Cecilia Prest, mfic: A Resurrection Story

This is a small glimpse into our ministry among the Australian Indigenous community in Woorabinda, Central Queensland. I teamwork here with Fr.Pat McGeever, a Spiritan with long years of missionary experience and the ability to not take life too seriously.

The town is an ex-Govt. reserve with a sad history of injustice and racism, and a longer history in the memories of the people of trauma inflicted on themselves and their ancestors. Some whole families are now suffering trans-generational post-traumatic stress which has led to substance abuse and social dysfunction.

Our ministry here is basically a ministry of presence and of empowerment through compassion and non-judgmental acceptance of everyone, especially the women and children. Building relationships takes a long time here so each one is a cause for celebration!

I will not use names in this story.

“She was a waif of a child, forced upon the mother who never loved or wanted her. When Fr.Pat first met her calling in for lollies after school she was eight – a charming , beautiful, quick-witted child and natural leader among the other “kids.“ One day he found the young gang in his storeroom; one boy trying to give another a haircut with the electric drill while a third tipped out a box of nails and a girl demolished a bottle of altar wine. The kids scattered when they saw Fr.Pat, but when he couldn’t stop laughing they returned to help clean up the mess.

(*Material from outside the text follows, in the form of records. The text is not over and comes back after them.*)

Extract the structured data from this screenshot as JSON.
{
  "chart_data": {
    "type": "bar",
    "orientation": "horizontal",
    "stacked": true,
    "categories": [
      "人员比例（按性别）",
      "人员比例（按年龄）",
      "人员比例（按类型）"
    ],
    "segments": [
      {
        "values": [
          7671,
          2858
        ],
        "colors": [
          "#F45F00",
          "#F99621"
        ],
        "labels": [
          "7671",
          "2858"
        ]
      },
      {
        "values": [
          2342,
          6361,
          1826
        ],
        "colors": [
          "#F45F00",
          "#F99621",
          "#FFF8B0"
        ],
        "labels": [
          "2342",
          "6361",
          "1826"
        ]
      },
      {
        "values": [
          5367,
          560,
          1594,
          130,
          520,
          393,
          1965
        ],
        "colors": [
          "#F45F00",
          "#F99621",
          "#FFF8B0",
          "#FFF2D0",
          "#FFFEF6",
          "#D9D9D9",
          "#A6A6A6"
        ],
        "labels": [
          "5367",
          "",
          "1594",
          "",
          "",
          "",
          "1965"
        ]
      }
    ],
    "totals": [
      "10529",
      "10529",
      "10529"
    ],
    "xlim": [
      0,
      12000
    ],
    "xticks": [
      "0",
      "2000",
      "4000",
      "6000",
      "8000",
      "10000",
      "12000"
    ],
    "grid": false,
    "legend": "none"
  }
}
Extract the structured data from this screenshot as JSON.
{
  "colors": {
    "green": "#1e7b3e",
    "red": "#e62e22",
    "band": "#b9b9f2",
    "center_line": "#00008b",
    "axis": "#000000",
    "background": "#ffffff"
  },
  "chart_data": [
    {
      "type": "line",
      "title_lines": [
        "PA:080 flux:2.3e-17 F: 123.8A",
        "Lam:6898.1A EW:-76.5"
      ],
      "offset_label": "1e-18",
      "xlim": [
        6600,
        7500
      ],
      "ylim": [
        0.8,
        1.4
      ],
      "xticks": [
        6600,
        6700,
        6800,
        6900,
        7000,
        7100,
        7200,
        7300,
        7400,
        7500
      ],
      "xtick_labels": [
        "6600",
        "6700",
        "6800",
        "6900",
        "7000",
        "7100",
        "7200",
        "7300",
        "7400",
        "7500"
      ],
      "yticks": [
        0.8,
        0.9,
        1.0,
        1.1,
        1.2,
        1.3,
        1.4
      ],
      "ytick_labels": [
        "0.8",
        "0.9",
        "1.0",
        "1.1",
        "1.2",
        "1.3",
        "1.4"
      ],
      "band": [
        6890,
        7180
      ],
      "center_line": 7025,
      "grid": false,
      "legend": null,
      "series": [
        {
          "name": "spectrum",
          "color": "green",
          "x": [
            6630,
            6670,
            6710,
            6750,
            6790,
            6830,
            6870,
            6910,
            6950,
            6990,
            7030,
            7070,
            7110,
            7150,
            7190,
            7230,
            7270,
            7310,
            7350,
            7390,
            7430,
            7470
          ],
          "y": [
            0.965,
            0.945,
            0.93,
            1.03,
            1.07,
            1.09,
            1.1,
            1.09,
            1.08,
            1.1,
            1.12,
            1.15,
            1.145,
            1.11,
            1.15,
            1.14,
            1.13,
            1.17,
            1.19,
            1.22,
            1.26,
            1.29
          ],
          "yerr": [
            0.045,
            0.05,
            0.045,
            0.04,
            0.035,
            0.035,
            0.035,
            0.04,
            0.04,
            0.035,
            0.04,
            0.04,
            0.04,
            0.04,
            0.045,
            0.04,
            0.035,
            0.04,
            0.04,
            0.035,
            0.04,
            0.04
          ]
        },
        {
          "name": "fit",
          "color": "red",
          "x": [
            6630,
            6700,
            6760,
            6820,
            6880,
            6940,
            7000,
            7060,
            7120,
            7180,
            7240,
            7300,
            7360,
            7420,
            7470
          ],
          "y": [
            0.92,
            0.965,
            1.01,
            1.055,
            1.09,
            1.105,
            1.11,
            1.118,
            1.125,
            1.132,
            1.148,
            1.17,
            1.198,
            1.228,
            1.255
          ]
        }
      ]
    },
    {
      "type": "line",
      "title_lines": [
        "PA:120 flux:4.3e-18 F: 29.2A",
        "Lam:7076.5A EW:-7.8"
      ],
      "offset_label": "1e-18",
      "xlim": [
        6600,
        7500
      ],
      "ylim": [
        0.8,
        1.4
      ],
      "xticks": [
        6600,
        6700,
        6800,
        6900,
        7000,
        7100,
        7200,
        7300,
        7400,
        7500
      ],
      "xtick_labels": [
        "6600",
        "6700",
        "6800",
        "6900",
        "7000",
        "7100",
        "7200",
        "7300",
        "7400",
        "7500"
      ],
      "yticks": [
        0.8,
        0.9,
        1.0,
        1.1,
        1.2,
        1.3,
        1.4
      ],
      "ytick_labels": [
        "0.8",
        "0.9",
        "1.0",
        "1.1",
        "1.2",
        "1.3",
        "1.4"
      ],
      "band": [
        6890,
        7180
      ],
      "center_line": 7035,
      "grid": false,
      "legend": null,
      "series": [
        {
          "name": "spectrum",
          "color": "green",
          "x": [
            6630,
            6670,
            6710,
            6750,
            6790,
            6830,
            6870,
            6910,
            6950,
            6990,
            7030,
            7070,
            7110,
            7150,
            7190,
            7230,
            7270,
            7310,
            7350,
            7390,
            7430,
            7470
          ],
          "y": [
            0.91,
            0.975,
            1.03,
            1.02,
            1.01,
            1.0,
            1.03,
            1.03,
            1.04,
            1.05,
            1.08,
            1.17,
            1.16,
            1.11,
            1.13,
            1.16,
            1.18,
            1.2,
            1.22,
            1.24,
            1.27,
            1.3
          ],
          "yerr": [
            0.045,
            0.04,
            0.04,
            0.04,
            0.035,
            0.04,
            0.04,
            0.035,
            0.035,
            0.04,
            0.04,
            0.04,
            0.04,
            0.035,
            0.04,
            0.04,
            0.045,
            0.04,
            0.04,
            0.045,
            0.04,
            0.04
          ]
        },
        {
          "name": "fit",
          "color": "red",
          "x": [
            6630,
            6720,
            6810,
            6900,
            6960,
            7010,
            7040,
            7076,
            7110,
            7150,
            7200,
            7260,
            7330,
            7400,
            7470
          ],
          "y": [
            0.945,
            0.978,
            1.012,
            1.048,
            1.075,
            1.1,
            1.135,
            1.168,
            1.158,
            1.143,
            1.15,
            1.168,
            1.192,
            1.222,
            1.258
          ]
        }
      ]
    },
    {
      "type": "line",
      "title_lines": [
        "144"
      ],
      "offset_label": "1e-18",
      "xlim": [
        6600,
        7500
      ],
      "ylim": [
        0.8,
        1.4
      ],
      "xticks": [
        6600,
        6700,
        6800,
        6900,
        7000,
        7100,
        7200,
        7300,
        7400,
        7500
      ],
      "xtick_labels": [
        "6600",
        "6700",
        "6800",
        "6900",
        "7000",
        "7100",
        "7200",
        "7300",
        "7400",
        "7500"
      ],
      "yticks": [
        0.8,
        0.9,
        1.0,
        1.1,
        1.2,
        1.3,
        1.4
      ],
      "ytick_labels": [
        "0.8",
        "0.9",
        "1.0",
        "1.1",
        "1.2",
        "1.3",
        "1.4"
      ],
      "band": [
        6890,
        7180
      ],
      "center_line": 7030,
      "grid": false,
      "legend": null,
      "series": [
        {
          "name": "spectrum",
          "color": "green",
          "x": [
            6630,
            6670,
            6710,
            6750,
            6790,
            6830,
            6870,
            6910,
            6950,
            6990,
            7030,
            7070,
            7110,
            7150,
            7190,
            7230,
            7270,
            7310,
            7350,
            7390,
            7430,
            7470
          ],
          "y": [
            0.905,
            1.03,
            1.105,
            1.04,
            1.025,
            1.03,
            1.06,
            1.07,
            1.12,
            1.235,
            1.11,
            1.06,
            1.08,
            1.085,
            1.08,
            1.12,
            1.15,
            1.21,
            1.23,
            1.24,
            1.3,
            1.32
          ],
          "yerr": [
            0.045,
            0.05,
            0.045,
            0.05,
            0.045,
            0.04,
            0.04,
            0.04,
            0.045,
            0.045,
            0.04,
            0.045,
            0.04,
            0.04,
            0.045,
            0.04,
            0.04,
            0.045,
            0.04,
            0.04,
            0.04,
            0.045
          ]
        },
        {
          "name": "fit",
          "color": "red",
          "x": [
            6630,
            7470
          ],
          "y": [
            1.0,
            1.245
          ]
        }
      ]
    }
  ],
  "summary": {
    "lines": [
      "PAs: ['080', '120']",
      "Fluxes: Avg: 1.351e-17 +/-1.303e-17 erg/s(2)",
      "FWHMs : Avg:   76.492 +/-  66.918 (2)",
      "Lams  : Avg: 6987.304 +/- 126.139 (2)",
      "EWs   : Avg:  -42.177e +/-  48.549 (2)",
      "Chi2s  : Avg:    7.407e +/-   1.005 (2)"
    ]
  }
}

When he realised she was missing he raced out to the kitchen just in time to see her nipping out the front gate with his biscuits!

She was in and out of trouble over the years and was moved to the Child Shelter just out of town in the bush, but she knew we loved her, and called in whenever she was in town.

In her teens she became addicted to petrol sniffing. One 5 am I heard the church window smash and saw a slight figure in a balaclava. Fr.Pat was already out walking. By the time I got there the church doors were open but no-one was inside. The door to the presbytery from the church was still intact. I saw the figure again outside on the street. There she was, clutching a plastic bottle with petrol in the bottom. The fumes took my breath away! She looked so sad and thin; so lonely and unloved, and so ashamed. As we sat together she agreed to tip out the petrol and listened as I described God’s dream for her…made in His image… so precious.

She returned to Woorabinda recently after some years away and proudly introduced us to her boyfriend, a shy, gentle young man who obviously loved her. She was radiant! She happily told us she was pregnant with a little girl, and that they wanted her “done” (baptised) in our church…

She loves to call in and chat and “story” and laugh about the past. It’s hard to recognise her now from the wild child that she was…

Despite everything, she remembered she was loved – as she was – and that changed everything. Alleluia!”